L’abcès endocarditique
- Il représente pour le patient un risque septique (difficulté de diffusion d’antibiotiques au sein de l’abcès), et hémodynamique (lésions coexistantes, désinsertion, fistules, etc.).
- Les abcès du cœur touchent électivement la racine de l’aorte (90 %). Ils compliquent 30 % des endocardites sur valve native, 50 % d’endocardites sur prothèse et sont surtout rencontrés avec des germes virulents (staphylocoques dorés). Lorsqu’ils siègent au niveau de la paroi antérieure du manchon aortique, il existe un risque de diffusion vers le septum interventriculaire et de bloc auriculo-ventriculaire.

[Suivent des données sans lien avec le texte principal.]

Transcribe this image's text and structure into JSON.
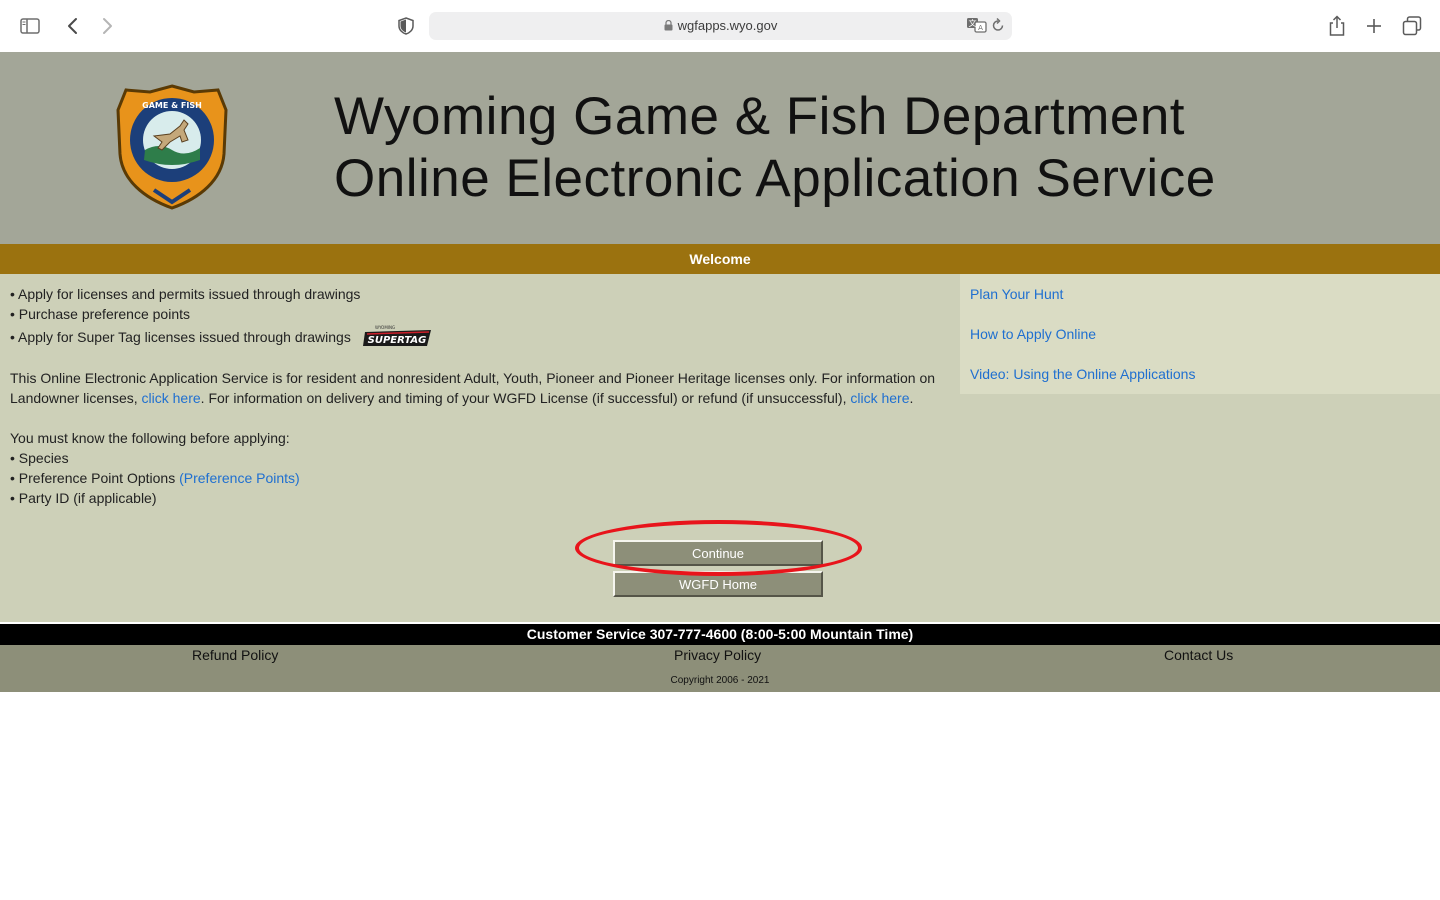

Lorsqu’ils sont localisés au niveau de la paroi postérieure de l’aorte, le risque est l’extension au trigone fibreux aorto-mitral (figure 3).
Figure 3. A. Abcès de la paroi postérieure du manchon aortique avec fuite paraprothétique en ETO (B).
- Le diagnostic de l’abcès du cœur a largement bénéficié de l’échocardiographie dans ses différentes modalités. Si l’ETO a une sensibilité supérieure à l’ETT, en particulier pour les abcès postérieurs, les deux voies d’abord restent indispensables et complémentaires.
- L’étude multicentrique publiée par R. Choussat porte sur 233 abcès, dont 192 au niveau de l’aorte ; la mortalité à 7 mois est de 16 %, la survie à 27 mois de 59 ± 11 %. Les facteurs de risque de mortalité sont un âge > 65 ans, le staphylocoque, la présence d’une fistule.
Il existe un dogme ancien selon lequel tout abcès du cœur doit être opéré ; cependant quelques travaux récents tendent à opposer :
- les abcès « à haut risque » (c’est-à-dire volumineux, communiquants, associés à des lésions valvulaires ou paravalvulaires, ulcères, fistules, extensifs aux contrôles successifs) à opérer (figure 4) ;
- les abcès à bas risque (de plus petite taille [< 2 cm2], respectant le septum interventriculaire, stables aux ETO successives, à germes peu pathogènes) qui peuvent être traités médicalement sous contrôle rigoureux.
Figure 4. Abcès de la croix du cœur avec fistule VG-OD (A et B).
L’endocardite sur prothèse
Elle représente 16 % des endocardites dans l’enquête française de 1999 et est associée à une mortalité plus importante (Ž 20 %).
Soulignons la gravité particulière d’endocardites précoces (survenant dans les 2 premiers mois postopératoires) à germes hospitaliers virulents.
L’ETT et l’ETO sont complémentaires et indispensables au diagnostic précis des lésions en sachant que les végétations peuvent être difficiles à visualiser sur valve mécanique, que les désinsertions compromettent le pronostic hémodynamique et enfin que les abcès sont fréquents (50 % des cas) et souvent délabrants (figure 5).
Figure 5. Végétation de 10 mm mobile sur la face auriculaire d’une prothèse mitrale en ETO.
Elle sera décidée au cas par cas en fonction :
• du contexte (endocardite précoce, à staphylocoque doré à opérer d’emblée) ;
• de la clinique (insuffisance cardiaque, mauvais contrôle de l’infection qui orienterait vers une chirurgie rapide). Dans ce contexte, une embolie cérébrale représente toujours une complication majeure contre-indiquant le plus souvent une chirurgie rapide ;
• de l’échocardiographie :
- volumineuse végétation mobile ou obstructive,
- abcès,
- désinsertion importante.
En pratique
L’échocardiographie joue un rôle essentiel dans :
- la sélection des patients à haut risque (lésions destructrices sévères, volumineuses végétations, abcès) ;
- la surveillance « armée » de ces patients sous traitement médical, afin de décider de la date optimale de la chirurgie ;
- dans ce contexte, une ETO peropératoire est souvent très utile pour contrôler l’efficacité du geste chirurgical sur des tissus très fragiles.
C’est une prise en charge médico-chirurgicale « agressive » qui devrait permettre d’améliorer le pronostic de cette affection très grave. Ainsi, l’enquête française de 1999 montre que près d’un malade sur deux a été opéré précocement, ce qui a permis une diminution de la mortalité à 16 %.